Game & Watch Gallery 3 is not a game I had back in the day. I did not really own a Game Boy Color, and by the time I had a Game Boy Advance, this was an afterthought. I actually had the very first game on the Nintendo Game Boy and liked it okay. But this third installment really rubbed me the wrong way. This one is included in the Nintendo Switch Online membership with the Game Boy collection, so that is how I played it.

For those unfamiliar, before Nintendo came out with the Game Boy, they were still in the handheld video game market, just on a much smaller scale. In America, these apparently ran anywhere from 20 to 50 dollars each, but most of them hit the market before the 1980s were over. Game & Watch Gallery 3 is a collection of different games they made for these little handheld devices. Almost all of them are very simple gaming devices with black and white graphics and flickering screens.
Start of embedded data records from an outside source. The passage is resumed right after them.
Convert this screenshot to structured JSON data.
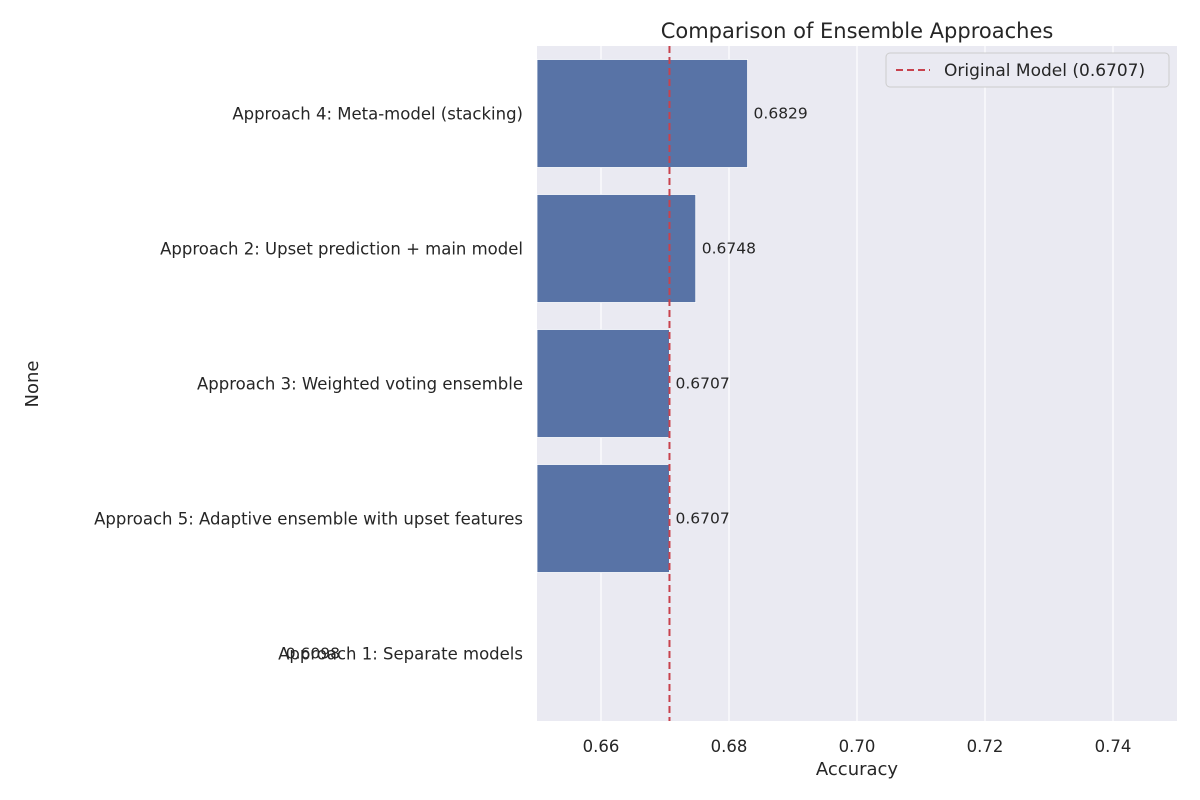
{
  "chart_data": {
    "type": "bar",
    "orientation": "horizontal",
    "title": "Comparison of Ensemble Approaches",
    "xlabel": "Accuracy",
    "ylabel": "None",
    "categories": [
      "Approach 4: Meta-model (stacking)",
      "Approach 2: Upset prediction + main model",
      "Approach 3: Weighted voting ensemble",
      "Approach 5: Adaptive ensemble with upset features",
      "Approach 1: Separate models"
    ],
    "values": [
      0.6829,
      0.6748,
      0.6707,
      0.6707,
      0.6098
    ],
    "value_labels": [
      "0.6829",
      "0.6748",
      "0.6707",
      "0.6707",
      "0.6098"
    ],
    "xlim": [
      0.65,
      0.75
    ],
    "xticks": [
      0.66,
      0.68,
      0.7,
      0.72,
      0.74
    ],
    "xtick_labels": [
      "0.66",
      "0.68",
      "0.70",
      "0.72",
      "0.74"
    ],
    "reference_line": {
      "value": 0.6707,
      "label": "Original Model (0.6707)",
      "style": "dashed"
    },
    "legend_placement": "top-right",
    "grid": true,
    "colors": {
      "bar": "#5873a6",
      "reference": "#c8424d",
      "background": "#eaeaf2",
      "grid": "#ffffff"
    }
  }
}
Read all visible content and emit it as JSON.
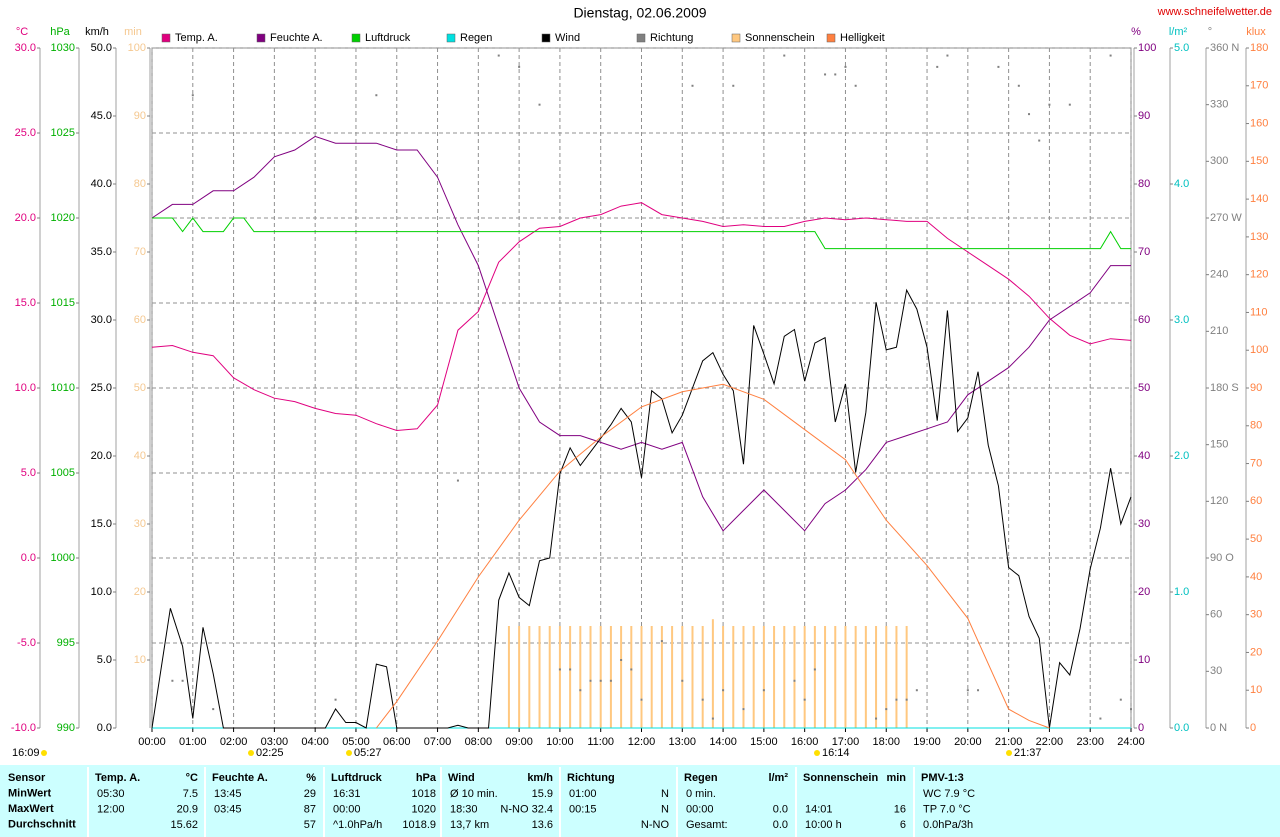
{
  "chart_data": {
    "type": "line",
    "title": "Dienstag, 02.06.2009",
    "source": "www.schneifelwetter.de",
    "grid": true,
    "xlim": [
      0,
      24
    ],
    "xticks": [
      {
        "value": 0,
        "label": "00:00"
      },
      {
        "value": 1,
        "label": "01:00"
      },
      {
        "value": 2,
        "label": "02:00"
      },
      {
        "value": 3,
        "label": "03:00"
      },
      {
        "value": 4,
        "label": "04:00"
      },
      {
        "value": 5,
        "label": "05:00"
      },
      {
        "value": 6,
        "label": "06:00"
      },
      {
        "value": 7,
        "label": "07:00"
      },
      {
        "value": 8,
        "label": "08:00"
      },
      {
        "value": 9,
        "label": "09:00"
      },
      {
        "value": 10,
        "label": "10:00"
      },
      {
        "value": 11,
        "label": "11:00"
      },
      {
        "value": 12,
        "label": "12:00"
      },
      {
        "value": 13,
        "label": "13:00"
      },
      {
        "value": 14,
        "label": "14:00"
      },
      {
        "value": 15,
        "label": "15:00"
      },
      {
        "value": 16,
        "label": "16:00"
      },
      {
        "value": 17,
        "label": "17:00"
      },
      {
        "value": 18,
        "label": "18:00"
      },
      {
        "value": 19,
        "label": "19:00"
      },
      {
        "value": 20,
        "label": "20:00"
      },
      {
        "value": 21,
        "label": "21:00"
      },
      {
        "value": 22,
        "label": "22:00"
      },
      {
        "value": 23,
        "label": "23:00"
      },
      {
        "value": 24,
        "label": "24:00"
      }
    ],
    "axes": [
      {
        "unit": "°C",
        "color": "#e0007f",
        "lim": [
          -10,
          30
        ],
        "ticks": [
          {
            "value": -10,
            "label": "-10.0"
          },
          {
            "value": -5,
            "label": "-5.0"
          },
          {
            "value": 0,
            "label": "0.0"
          },
          {
            "value": 5,
            "label": "5.0"
          },
          {
            "value": 10,
            "label": "10.0"
          },
          {
            "value": 15,
            "label": "15.0"
          },
          {
            "value": 20,
            "label": "20.0"
          },
          {
            "value": 25,
            "label": "25.0"
          },
          {
            "value": 30,
            "label": "30.0"
          }
        ]
      },
      {
        "unit": "hPa",
        "color": "#00b000",
        "lim": [
          990,
          1030
        ],
        "ticks": [
          990,
          995,
          1000,
          1005,
          1010,
          1015,
          1020,
          1025,
          1030
        ]
      },
      {
        "unit": "km/h",
        "color": "#000000",
        "lim": [
          0,
          50
        ],
        "ticks": [
          {
            "value": 0,
            "label": "0.0"
          },
          {
            "value": 5,
            "label": "5.0"
          },
          {
            "value": 10,
            "label": "10.0"
          },
          {
            "value": 15,
            "label": "15.0"
          },
          {
            "value": 20,
            "label": "20.0"
          },
          {
            "value": 25,
            "label": "25.0"
          },
          {
            "value": 30,
            "label": "30.0"
          },
          {
            "value": 35,
            "label": "35.0"
          },
          {
            "value": 40,
            "label": "40.0"
          },
          {
            "value": 45,
            "label": "45.0"
          },
          {
            "value": 50,
            "label": "50.0"
          }
        ]
      },
      {
        "unit": "min",
        "color": "#f5c890",
        "lim": [
          0,
          100
        ],
        "ticks": [
          10,
          20,
          30,
          40,
          50,
          60,
          70,
          80,
          90,
          100
        ]
      },
      {
        "unit": "%",
        "color": "#800080",
        "lim": [
          0,
          100
        ],
        "ticks": [
          0,
          10,
          20,
          30,
          40,
          50,
          60,
          70,
          80,
          90,
          100
        ]
      },
      {
        "unit": "l/m²",
        "color": "#00c0c0",
        "lim": [
          0,
          5
        ],
        "ticks": [
          {
            "value": 0,
            "label": "0.0"
          },
          {
            "value": 1,
            "label": "1.0"
          },
          {
            "value": 2,
            "label": "2.0"
          },
          {
            "value": 3,
            "label": "3.0"
          },
          {
            "value": 4,
            "label": "4.0"
          },
          {
            "value": 5,
            "label": "5.0"
          }
        ]
      },
      {
        "unit": "°",
        "color": "#808080",
        "lim": [
          0,
          360
        ],
        "ticks": [
          {
            "value": 0,
            "label": "0   N"
          },
          30,
          60,
          {
            "value": 90,
            "label": "90   O"
          },
          120,
          150,
          {
            "value": 180,
            "label": "180 S"
          },
          210,
          240,
          {
            "value": 270,
            "label": "270 W"
          },
          300,
          330,
          {
            "value": 360,
            "label": "360 N"
          }
        ]
      },
      {
        "unit": "klux",
        "color": "#ff8040",
        "lim": [
          0,
          180
        ],
        "ticks": [
          0,
          10,
          20,
          30,
          40,
          50,
          60,
          70,
          80,
          90,
          100,
          110,
          120,
          130,
          140,
          150,
          160,
          170,
          180
        ]
      }
    ],
    "series": [
      {
        "name": "Temp. A.",
        "color": "#e0007f",
        "axis": 0,
        "type": "line",
        "x": [
          0,
          0.5,
          1,
          1.5,
          2,
          2.5,
          3,
          3.5,
          4,
          4.5,
          5,
          5.5,
          6,
          6.5,
          7,
          7.5,
          8,
          8.5,
          9,
          9.5,
          10,
          10.5,
          11,
          11.5,
          12,
          12.5,
          13,
          13.5,
          14,
          14.5,
          15,
          15.5,
          16,
          16.5,
          17,
          17.5,
          18,
          18.5,
          19,
          19.5,
          20,
          20.5,
          21,
          21.5,
          22,
          22.5,
          23,
          23.5,
          24
        ],
        "values": [
          12.4,
          12.5,
          12.1,
          11.9,
          10.6,
          9.9,
          9.4,
          9.2,
          8.8,
          8.5,
          8.4,
          7.9,
          7.5,
          7.6,
          9.0,
          13.4,
          14.5,
          17.4,
          18.6,
          19.4,
          19.5,
          20.0,
          20.2,
          20.7,
          20.9,
          20.2,
          20.0,
          19.8,
          19.5,
          19.6,
          19.5,
          19.5,
          19.8,
          20.0,
          19.9,
          20.0,
          19.9,
          19.8,
          19.8,
          18.8,
          18.0,
          17.2,
          16.4,
          15.4,
          14.1,
          13.1,
          12.6,
          12.9,
          12.8
        ]
      },
      {
        "name": "Feuchte A.",
        "color": "#800080",
        "axis": 4,
        "type": "line",
        "x": [
          0,
          0.5,
          1,
          1.5,
          2,
          2.5,
          3,
          3.5,
          4,
          4.5,
          5,
          5.5,
          6,
          6.5,
          7,
          7.5,
          8,
          8.5,
          9,
          9.5,
          10,
          10.5,
          11,
          11.5,
          12,
          12.5,
          13,
          13.5,
          14,
          14.5,
          15,
          15.5,
          16,
          16.5,
          17,
          17.5,
          18,
          18.5,
          19,
          19.5,
          20,
          20.5,
          21,
          21.5,
          22,
          22.5,
          23,
          23.5,
          24
        ],
        "values": [
          75,
          77,
          77,
          79,
          79,
          81,
          84,
          85,
          87,
          86,
          86,
          86,
          85,
          85,
          81,
          74,
          68,
          59,
          50,
          45,
          43,
          43,
          42,
          41,
          42,
          41,
          42,
          34,
          29,
          32,
          35,
          32,
          29,
          33,
          35,
          38,
          42,
          43,
          44,
          45,
          49,
          51,
          53,
          56,
          60,
          62,
          64,
          68,
          68
        ]
      },
      {
        "name": "Luftdruck",
        "color": "#00d000",
        "axis": 1,
        "type": "line",
        "x": [
          0,
          0.5,
          0.75,
          1,
          1.25,
          1.75,
          2,
          2.25,
          2.5,
          16.25,
          16.5,
          23.25,
          23.5,
          23.75,
          24
        ],
        "values": [
          1020,
          1020,
          1019.2,
          1020,
          1019.2,
          1019.2,
          1020,
          1020,
          1019.2,
          1019.2,
          1018.2,
          1018.2,
          1019.2,
          1018.2,
          1018.2
        ]
      },
      {
        "name": "Regen",
        "color": "#00e0e0",
        "axis": 5,
        "type": "line",
        "x": [
          0,
          24
        ],
        "values": [
          0,
          0
        ]
      },
      {
        "name": "Wind",
        "color": "#000000",
        "axis": 2,
        "type": "line",
        "x": [
          0,
          0.45,
          0.75,
          1,
          1.25,
          1.5,
          1.75,
          4.25,
          4.5,
          4.75,
          5,
          5.25,
          5.5,
          5.75,
          6,
          7.25,
          7.5,
          7.75,
          8.25,
          8.5,
          8.75,
          9,
          9.25,
          9.5,
          9.75,
          10,
          10.25,
          10.5,
          10.75,
          11,
          11.25,
          11.5,
          11.75,
          12,
          12.25,
          12.5,
          12.75,
          13,
          13.25,
          13.5,
          13.75,
          14,
          14.25,
          14.5,
          14.75,
          15,
          15.25,
          15.5,
          15.75,
          16,
          16.25,
          16.5,
          16.75,
          17,
          17.25,
          17.5,
          17.75,
          18,
          18.25,
          18.5,
          18.75,
          19,
          19.25,
          19.5,
          19.75,
          20,
          20.25,
          20.5,
          20.75,
          21,
          21.25,
          21.5,
          21.75,
          22,
          22.25,
          22.5,
          22.75,
          23,
          23.25,
          23.5,
          23.75,
          24
        ],
        "values": [
          0,
          8.8,
          6,
          0.7,
          7.4,
          4,
          0,
          0,
          1.4,
          0.4,
          0.4,
          0,
          4.7,
          4.5,
          0,
          0,
          0.2,
          0,
          0,
          9.4,
          11.4,
          9.6,
          9.0,
          12.3,
          12.5,
          18.7,
          20.6,
          19.3,
          20.3,
          21.3,
          22.3,
          23.5,
          22.5,
          18.4,
          24.8,
          24.2,
          21.7,
          23,
          25,
          27,
          27.6,
          26,
          24.8,
          19.4,
          29.6,
          27.5,
          25.3,
          28.8,
          29.3,
          25.5,
          28.3,
          28.7,
          22.5,
          25.3,
          18.8,
          23.2,
          31.3,
          27.8,
          28,
          32.2,
          30.8,
          28,
          22.6,
          30.7,
          21.8,
          22.8,
          26.2,
          20.8,
          17.8,
          11.8,
          11.2,
          8.2,
          6.6,
          0,
          4.8,
          3.9,
          7.3,
          11.7,
          14.7,
          19.1,
          15.0,
          17.0
        ]
      },
      {
        "name": "Richtung",
        "color": "#808080",
        "axis": 6,
        "type": "dot",
        "x": [
          0.5,
          0.75,
          1,
          1.5,
          4.5,
          5.5,
          7.5,
          8.5,
          9,
          9.5,
          10,
          10.25,
          10.5,
          10.75,
          11,
          11.25,
          11.5,
          11.75,
          12,
          12.5,
          13,
          13.25,
          13.5,
          13.75,
          14,
          14.25,
          14.5,
          15,
          15.5,
          15.75,
          16,
          16.25,
          16.5,
          16.75,
          17,
          17.25,
          17.75,
          18,
          18.25,
          18.5,
          18.75,
          19.25,
          19.5,
          20,
          20.25,
          20.75,
          21.25,
          21.5,
          21.75,
          22,
          22.5,
          23.25,
          23.5,
          23.75,
          24
        ],
        "values": [
          25,
          25,
          335,
          10,
          15,
          335,
          131,
          356,
          350,
          330,
          31,
          31,
          20,
          25,
          25,
          25,
          36,
          31,
          15,
          46,
          25,
          340,
          15,
          5,
          20,
          340,
          10,
          20,
          356,
          25,
          15,
          31,
          346,
          346,
          350,
          340,
          5,
          10,
          15,
          15,
          20,
          350,
          356,
          20,
          20,
          350,
          340,
          325,
          311,
          330,
          330,
          5,
          356,
          15,
          10
        ]
      },
      {
        "name": "Sonnenschein",
        "color": "#ffc880",
        "axis": 3,
        "type": "bar",
        "x": [
          8.75,
          9,
          9.25,
          9.5,
          9.75,
          10,
          10.25,
          10.5,
          10.75,
          11,
          11.25,
          11.5,
          11.75,
          12,
          12.25,
          12.5,
          12.75,
          13,
          13.25,
          13.5,
          13.75,
          14,
          14.25,
          14.5,
          14.75,
          15,
          15.25,
          15.5,
          15.75,
          16,
          16.25,
          16.5,
          16.75,
          17,
          17.25,
          17.5,
          17.75,
          18,
          18.25,
          18.5
        ],
        "values": [
          15,
          15,
          15,
          15,
          15,
          15,
          15,
          15,
          15,
          15,
          15,
          15,
          15,
          15,
          15,
          15,
          15,
          15,
          15,
          15,
          16,
          15,
          15,
          15,
          15,
          15,
          15,
          15,
          15,
          15,
          15,
          15,
          15,
          15,
          15,
          15,
          15,
          15,
          15,
          15
        ]
      },
      {
        "name": "Helligkeit",
        "color": "#ff8040",
        "axis": 7,
        "type": "line",
        "x": [
          5.5,
          6,
          7,
          8,
          9,
          10,
          11,
          12,
          13,
          14,
          15,
          16,
          17,
          18,
          19,
          20,
          21,
          21.5,
          22
        ],
        "values": [
          0,
          7,
          23,
          40,
          55,
          68,
          77,
          85,
          89,
          91,
          87,
          79,
          71,
          55,
          43,
          29,
          5,
          2,
          0
        ]
      }
    ],
    "time_markers": [
      "16:09",
      "02:25",
      "05:27",
      "16:14",
      "21:37"
    ]
  },
  "stats": {
    "row_labels": [
      "Sensor",
      "MinWert",
      "MaxWert",
      "Durchschnitt"
    ],
    "groups": [
      {
        "title": "Temp. A.",
        "unit": "°C",
        "rows": [
          [
            "05:30",
            "7.5"
          ],
          [
            "12:00",
            "20.9"
          ],
          [
            null,
            "15.62"
          ]
        ]
      },
      {
        "title": "Feuchte A.",
        "unit": "%",
        "rows": [
          [
            "13:45",
            "29"
          ],
          [
            "03:45",
            "87"
          ],
          [
            null,
            "57"
          ]
        ]
      },
      {
        "title": "Luftdruck",
        "unit": "hPa",
        "rows": [
          [
            "16:31",
            "1018"
          ],
          [
            "00:00",
            "1020"
          ],
          [
            "^1.0hPa/h",
            "1018.9"
          ]
        ]
      },
      {
        "title": "Wind",
        "unit": "km/h",
        "rows": [
          [
            "Ø 10 min.",
            "15.9"
          ],
          [
            "18:30",
            "N-NO 32.4"
          ],
          [
            "13,7 km",
            "13.6"
          ]
        ]
      },
      {
        "title": "Richtung",
        "rows": [
          [
            "01:00",
            "N"
          ],
          [
            "00:15",
            "N"
          ],
          [
            null,
            "N-NO"
          ]
        ]
      },
      {
        "title": "Regen",
        "unit": "l/m²",
        "rows": [
          [
            "0 min.",
            null
          ],
          [
            "00:00",
            "0.0"
          ],
          [
            "Gesamt:",
            "0.0"
          ]
        ]
      },
      {
        "title": "Sonnenschein",
        "unit": "min",
        "rows": [
          [
            null,
            null
          ],
          [
            "14:01",
            "16"
          ],
          [
            "10:00 h",
            "6"
          ]
        ]
      },
      {
        "title": "PMV-1:3",
        "rows": [
          [
            "WC 7.9 °C"
          ],
          [
            "TP 7.0 °C"
          ],
          [
            "0.0hPa/3h"
          ]
        ]
      }
    ]
  }
}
In many ways, they were more basic than even the Atari 2600.

In this third collection, some of the games are kind of recognizable to me, even though we only had one Game & Watch growing up, which was the original Donkey Kong. By the time I got my hands on it, my brothers had already broken it. This one reminds me of Donkey Kong 3, the one that nobody ever played, but featured Mario’s lesser known alleged cousin as a bug exterminator.

I cannot remember if every game had it or not, but this one definitely has modern modes for every game included. They can drastically change how the games are even played. For example, the Yoshi screenshot shown is the exact same game as the bug exterminator one above, according to the collection. But this one especially feels much different.

Probably my favorite in this collection was Donkey Kong Jr. I was a fan of the original game, the NES version, because I never played the arcade original. To be honest, this Game & Watch version is not quite the same.

Neither is the modern version of the game that you can optionally play. But while I was playing it, I thought it was wild that they were still putting Donkey Kong Jr. in a game published in 1999. There is a fan theory that Donkey Kong Jr. grew up to become Donkey Kong, and the original Donkey Kong became Cranky Kong, but there is absolutely no making sense of that timeline. Especially since Donkey Kong and Bowser get invited to go-kart races and play tennis despite being the original antagonists of the Mario series.

As I was playing through all the games, I just felt incredibly bored and unmotivated to keep going. The original release got pretty decent critical feedback, which I am a little surprised by. I guess it worked better when we did not have so many distractions in the world, such as high speed internet, streaming, and much better video games. But it did not take me very long to wonder what the point of playing this game even really was. Even stranger is that Nintendo has not put out the first two Game & Watch collections on the Nintendo Switch Online menu, nor the fourth game that apparently came out on the Game Boy Advance.